Успокоился, принимаясь за последнее яйцо и подбирая пальцем крошки хлеба. Зачавкал ожесточенно, концентрируя разбежавшиеся мысли. Время от времени нет-нет да и вздуется пузырь на мертвой зыби тяжелого настроения. Вздуется и лопнет, обдав жену холодной изморозью:
— Сама знаешь, как дорого мне время, а егозишь. Сиди, сиди, сейчас спрошу…
С убитым видом сидела жена, изводясь, глядела на остеклявшиеся глаза супруга. Сидела еще полчаса. Видела, как шельма-кот озоровал на плите, но боялась пошевелиться.
Наконец, вскакивал Ромэн, сердито засовывая в карман недоеденную корку, смотрел на часы:
— Вот опять опоздал! Все из-за тебя. Где фуражка?
— Рома, а… поговорить?..
— «Поговорить».. А время где?.. Где фуражка, говорю?
— Вот она… Рома.
Сердитое сопенье.
— Рома… деньги на обед?..
— Что? Битый час сидела, только глазами хлопала и не нашла минуты спросить о деньгах!..

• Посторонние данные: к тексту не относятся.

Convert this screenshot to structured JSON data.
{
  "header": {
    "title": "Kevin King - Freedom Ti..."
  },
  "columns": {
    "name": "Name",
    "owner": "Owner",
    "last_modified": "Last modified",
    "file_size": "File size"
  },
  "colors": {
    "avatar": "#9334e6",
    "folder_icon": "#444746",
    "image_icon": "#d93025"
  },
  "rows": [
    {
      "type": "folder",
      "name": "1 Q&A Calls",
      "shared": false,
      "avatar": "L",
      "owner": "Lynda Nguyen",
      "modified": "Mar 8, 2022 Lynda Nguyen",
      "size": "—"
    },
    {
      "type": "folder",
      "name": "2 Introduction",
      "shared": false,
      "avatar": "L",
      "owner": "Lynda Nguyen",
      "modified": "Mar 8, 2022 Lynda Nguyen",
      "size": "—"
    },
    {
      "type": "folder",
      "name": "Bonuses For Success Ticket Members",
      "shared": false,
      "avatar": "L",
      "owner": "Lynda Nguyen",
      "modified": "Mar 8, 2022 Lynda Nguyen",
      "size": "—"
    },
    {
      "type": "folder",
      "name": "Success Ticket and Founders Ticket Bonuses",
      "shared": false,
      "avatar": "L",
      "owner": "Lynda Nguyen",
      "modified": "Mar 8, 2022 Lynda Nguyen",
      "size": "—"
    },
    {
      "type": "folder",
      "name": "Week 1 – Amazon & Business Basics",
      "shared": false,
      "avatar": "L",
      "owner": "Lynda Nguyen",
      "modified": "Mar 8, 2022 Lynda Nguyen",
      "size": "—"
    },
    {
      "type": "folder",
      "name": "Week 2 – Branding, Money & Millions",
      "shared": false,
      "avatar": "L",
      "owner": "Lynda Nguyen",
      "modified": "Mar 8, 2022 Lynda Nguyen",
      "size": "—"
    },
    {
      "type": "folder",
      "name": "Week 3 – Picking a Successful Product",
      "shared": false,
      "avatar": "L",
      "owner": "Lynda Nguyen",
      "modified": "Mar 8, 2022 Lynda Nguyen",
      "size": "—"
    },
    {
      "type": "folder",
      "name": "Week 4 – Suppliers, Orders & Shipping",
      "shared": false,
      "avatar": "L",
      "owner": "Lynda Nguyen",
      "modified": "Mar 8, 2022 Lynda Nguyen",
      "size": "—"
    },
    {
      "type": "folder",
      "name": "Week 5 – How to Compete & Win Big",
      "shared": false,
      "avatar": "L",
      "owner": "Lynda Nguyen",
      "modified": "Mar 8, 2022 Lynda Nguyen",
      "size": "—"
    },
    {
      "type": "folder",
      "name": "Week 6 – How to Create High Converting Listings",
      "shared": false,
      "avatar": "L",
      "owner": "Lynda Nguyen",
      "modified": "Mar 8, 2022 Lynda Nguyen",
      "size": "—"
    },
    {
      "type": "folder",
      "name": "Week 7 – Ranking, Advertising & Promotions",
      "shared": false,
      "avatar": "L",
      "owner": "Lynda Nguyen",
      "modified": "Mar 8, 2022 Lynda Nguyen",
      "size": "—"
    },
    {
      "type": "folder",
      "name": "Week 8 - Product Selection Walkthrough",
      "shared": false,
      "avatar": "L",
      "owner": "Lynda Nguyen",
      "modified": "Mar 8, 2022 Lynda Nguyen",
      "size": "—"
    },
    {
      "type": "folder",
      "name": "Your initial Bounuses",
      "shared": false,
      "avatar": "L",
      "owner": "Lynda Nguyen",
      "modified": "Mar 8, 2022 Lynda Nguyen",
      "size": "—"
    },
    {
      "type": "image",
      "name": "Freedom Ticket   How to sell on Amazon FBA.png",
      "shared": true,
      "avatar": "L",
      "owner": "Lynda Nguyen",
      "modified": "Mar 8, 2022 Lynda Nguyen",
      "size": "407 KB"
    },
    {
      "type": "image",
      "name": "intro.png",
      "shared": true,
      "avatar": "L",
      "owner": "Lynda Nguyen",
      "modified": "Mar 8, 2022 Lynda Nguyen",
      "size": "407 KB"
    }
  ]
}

— Рома, ты же сам говорил, чтобы о деньгах… когда кончишь завтрак…
— Ну да, ну да, а ты не видишь, я опаздываю. Нужно догадываться…
— Но ведь в последнее время ты постоянно опаздываешь. Когда же? Вечером ты будешь браниться, что я не настояла на деньгах. Дай, пожалуйста…
— Нужно брать деньги, когда я спать ложусь… Где калоши? Не видишь: дождь?
— Но вечером тебя не дождешься… Я никогда по-человечески спать не ложусь…
— Скажите, пожалуйста, я, что ли, по-человечески!..
Ромэн вылетал, надвинув картуз на глаза и подволакивая сильно изношенные галоши. Потом оборачивался вдруг и сообщал хмуро в открытую дверь:
— О чем разговор? Какие могут быть деньги, когда я без гроша? Займи…
День
На комиссии встречали зло:
— Опять, товарищ Ромэн, на час с лишним опоздали… Мужественно глядя в злые глаза, отвечал твердо:
— Да. Опоздал. Только не на час с лишним, а… ровно на 59 минут.
— Ах, какая большая разница. Смотрите, мы уже все давно в сборе.
— Разница большая. Я вчера лег в четыре часа утра. Я завален работой. И притом сомневаюсь сильно, чтобы вы все пришли к сроку…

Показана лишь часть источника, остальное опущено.